Film (2012)
Written and directed by Leos Carax
Kendall Square Cinema
Cambridge, MA
Cinematography: Caroline Champetier, Film Editing: Nelly Quettier, Set Design: Florian Sanson, Music: Neil Hannon, Sound: Erwan Kerzanet
With Denis Lavant (M. Oscar / Le banquier / La mendiante / L’OS de Motion-Capture / M. Merde / Le père / L’accordéoniste / Le tueur / Le tué / Le mourant / L’homme au foyer), Edith Scob (Céline), Eva Mendes (Kay M), Kylie Minogue (Eva Grace), Elise Lhomeau (Léa), Jeanne Disson (Angèle), Michel Piccoli (L’homme à la tache de vin), Leos Carax (Le dormeur / Voix Limousine), Nastya Golubeva Carax (La petite fille), Reda Oumouzoune (L’acrobate Mo-Cap), Zlata (La cyber-femme), Geoffrey Carey (Le photographe / Voix Limousine), Annabelle Dexter-Jones (L’assistante photographe)
A man who we only know as Mr. Oscar (Denis Lavant) leaves a nice, modernist home in the suburbs and gets in a car driven by his perhaps omniscient chauffeuse, Céline (Edith Scob), seeming to head towards Paris. Soon afterwards, he begins a series of adventures for which he transforms himself remarkably through costume and makeup and engages in dauntingingly cathartic acts.
This vivid and offbeat film has virtually no single narrative to it, but manages, over the course of a couple of hours of appalling and unsettling events, to deliver an effect, and indirectly some kind of message about the human condition, the nature of persona, and the transiency of life.
The protagonist is a makeup specialist and each of the multiple adventures he undertakes involves a dramatic change of garb. At the outset, he goes from looking like a sleek middle-aged business professional to looking like an old, very hunched-over, woman.
Revealing scenes (complete with the protagonist’s erect penis), replete with snakes and many other discomfiting additions, and any number of extreme shots of people that would make Diane Arbus proud, abound.
For Paris lovers, there is a visit to the grand Père Lachaise cemetery, down and through the famous sewers, and to the roof garden of the well-known department store, La Samaritaine, where one looks out from behind its large lettered sign.

(in one of his many incarnations)
Photo: Pierre Grise Productions
Denis Lavant, in the title role, is pretty amazing, conveying quite believably the whole range of roles he undertakes.
Quite a few international stars abound here, including the magnetic Eva Mendes, who does a turn as Beauty to Mr. Oscar’s Beast.
Despite its harsh, contemporary visual tone, the sound track not infrequently calls to mind that great sentimental piece of modern French opera-cinema, The Umbrellas of Cherbourg (1964), adding one more oddly jarring piece to this great melange of philosophy, theatricality and irony.

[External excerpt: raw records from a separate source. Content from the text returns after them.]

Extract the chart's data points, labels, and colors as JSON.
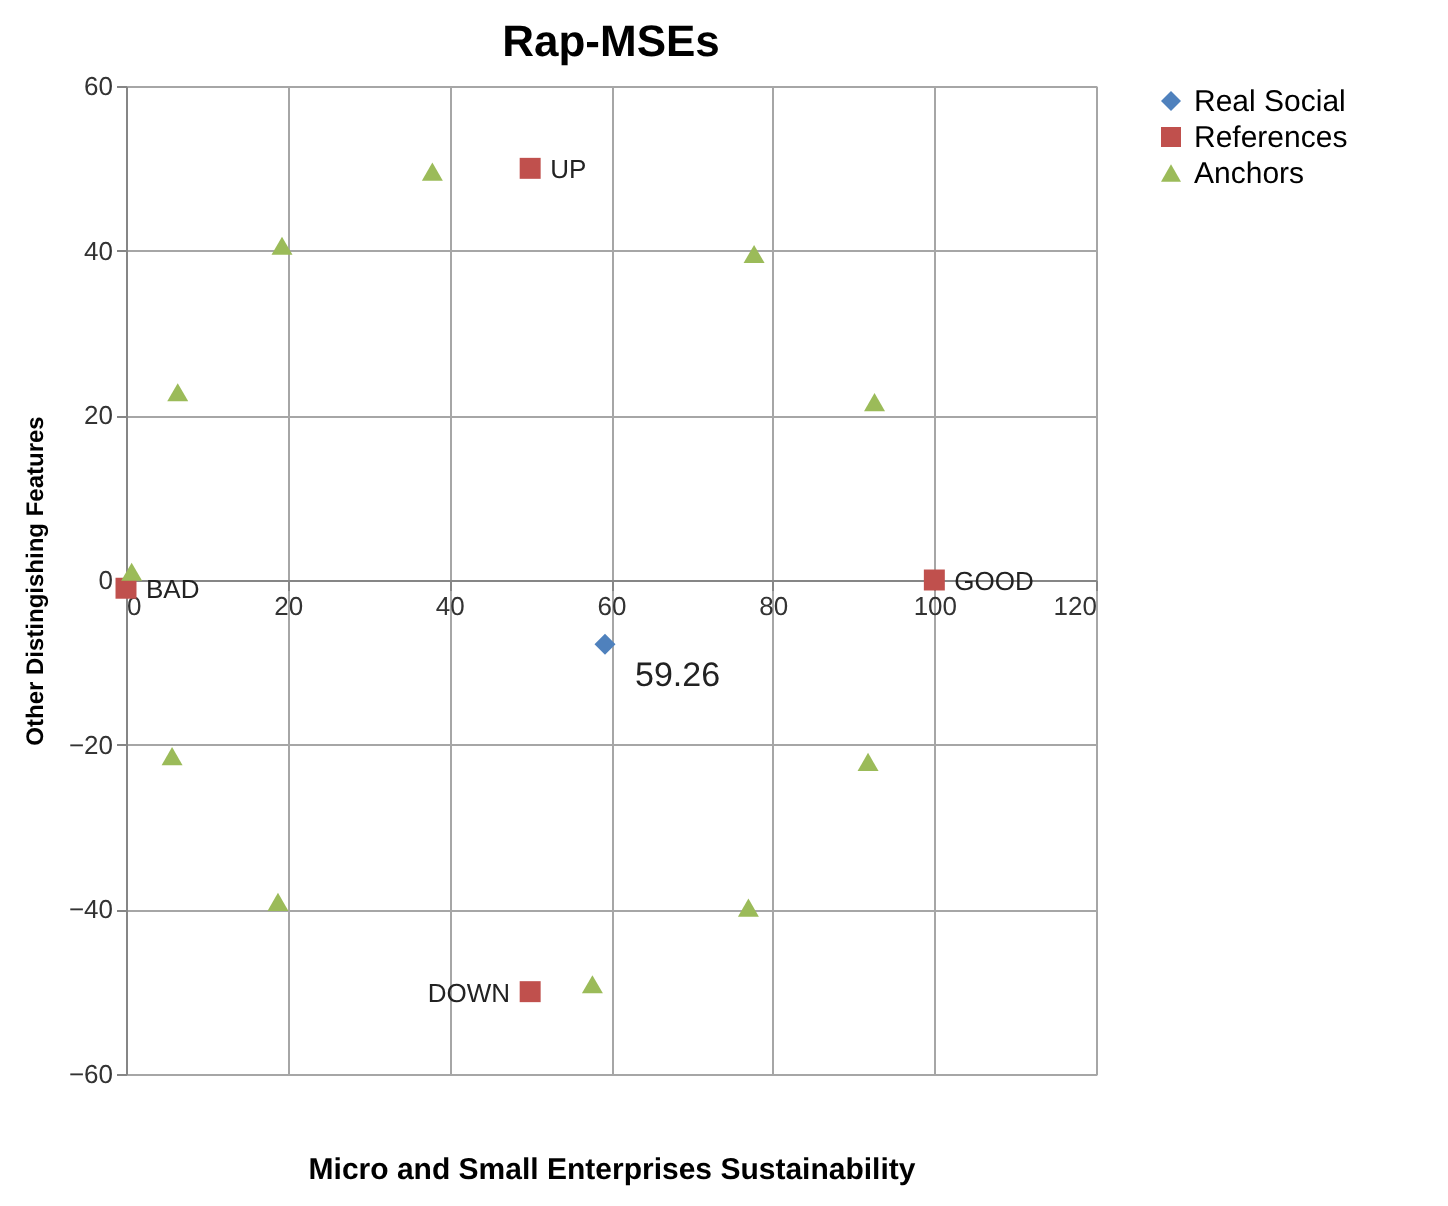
{
  "chart_data": {
    "type": "scatter",
    "title": "Rap-MSEs",
    "xlabel": "Micro and Small Enterprises Sustainability",
    "ylabel": "Other Distingishing Features",
    "xlim": [
      0,
      120
    ],
    "xticks": [
      0,
      20,
      40,
      60,
      80,
      100,
      120
    ],
    "ylim": [
      -60,
      60
    ],
    "yticks": [
      -60,
      -40,
      -20,
      0,
      20,
      40,
      60
    ],
    "grid": true,
    "legend": "right",
    "annotations": [
      {
        "text": "59.26",
        "x": 59.26,
        "y": -7.8
      }
    ],
    "series": [
      {
        "name": "Real Social",
        "color": "#4f81bd",
        "marker": "diamond",
        "x": [
          59.26
        ],
        "values": [
          -7.8
        ]
      },
      {
        "name": "References",
        "color": "#c0504d",
        "marker": "square",
        "x": [
          0,
          50,
          100,
          50
        ],
        "values": [
          -1,
          50,
          0,
          -50
        ],
        "value_labels": [
          "BAD",
          "UP",
          "GOOD",
          "DOWN"
        ]
      },
      {
        "name": "Anchors",
        "color": "#9bbb59",
        "marker": "triangle",
        "x": [
          0.7,
          6.4,
          19.3,
          37.9,
          77.7,
          92.6,
          5.7,
          18.8,
          57.7,
          77,
          91.8
        ],
        "values": [
          1,
          22.8,
          40.6,
          49.6,
          39.6,
          21.6,
          -21.4,
          -39.1,
          -49.1,
          -39.8,
          -22.1
        ]
      }
    ]
  }
}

Early serial photo images from Eadweard Muybridge (1830-1904) are quoted at various intervals in the film presumably to call to mind the association of cinema, image, disguise, the simulation of life, and anything else metaphysically interesting. Presumably, the title of the film, in addition to pointing to the metaphorical significance of cars in the film, suggests the motors that drive cameras and projectors. The film obviously gives one lots of room for interpretation here.

constructed from an
Eadweard Muybridge study
from the late 19th century
There is the poetic implication that somehow the car in which Mr. Oscar has traveled – and in which each of us travels – is a metaphysical vehicle of some kind. And, in the end of the film, to reinforce that notion in a comedic vein, we witness an entire garage of them breaking into wild, animated conversation.
Do not go to this film looking for a conventional story of any kind. But, if you have a taste for the bizarre and cathartic, you may enjoy its wild cascade of vivid images, and hazily conceived, but nonetheless amusing and suggestive, ideas.